Cyril Kieft was born in Swansea and spent his early working life in the steel industry. After the second World war he started up his own company Cyril Kieft and Co Ltd in Bridgend, Glamorgan making fordings and pressings including components for the motor industry. He had an interest in motor racing and when the Marwyn company, who had built Formula Junior cars, failed he bought the designs and used them as a base for his own 500cc car. Several of these were sold and some competition success resulted. Publicity was gained by successful attempts on a series of records at Autodrome de Montlhéry in France. One of the drivers was Stirling Moss who explained the shortcomings of the cars. As a result of this a new design was acquired and Moss joined the company which moved to new premises at Reliance Works in Derry Street, Wolverhampton.

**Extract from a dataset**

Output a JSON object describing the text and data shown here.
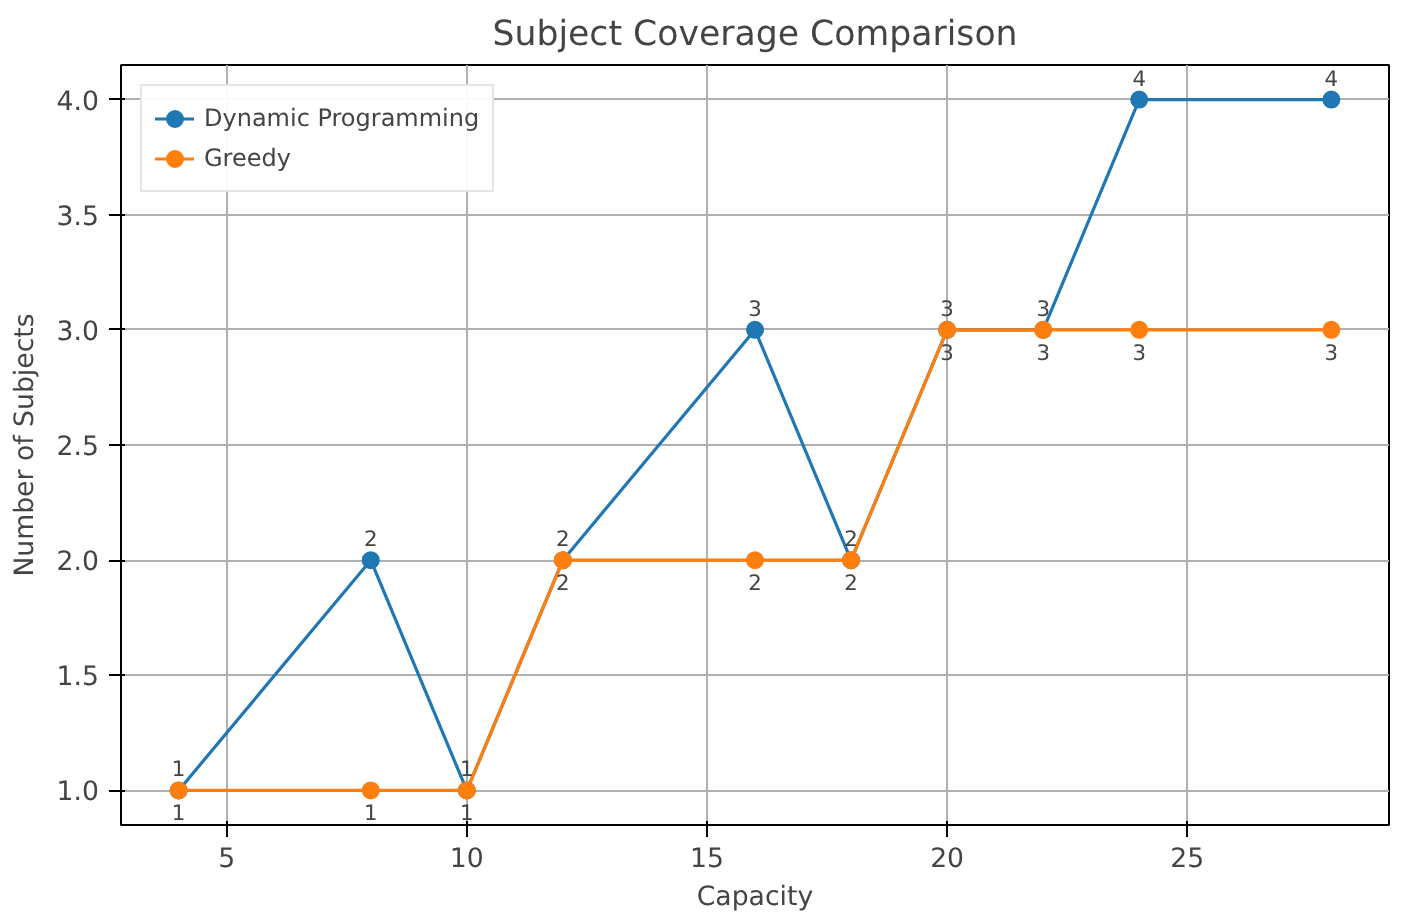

For the 1951 season a new design by Gordon Bedson, who had joined the company from the aircraft industry, was produced in time for the Whit Monday Meeting at Goodwood where it won the Formula Junior event driven by Moss. Don Parker was employed as works driver and won the British Formula Junior championships in 1952 and 1953.
In 1954 Kieft started to make a two seater sports car which could also be used as a road car. Using a Coventry Climax FWA engine, all independent suspension using transverse leaf springs at the rear and a lightweight glass fibre body the car was really a racing car and at £1560 it is doubtful if any were bought just as road cars.
The company was losing money and at the end of 1954 Kieft sold the company to racing driver Berwyn Baxter.
Kieft Cars left Wolverhampton in 1956 and moved to nearby Birmingham where they concentrated on preparing and tuning other makes of cars. There were plans for a return to making Kieft cars but these failed to materialise. The company was sold again in 1960 and changed its name to Burmans.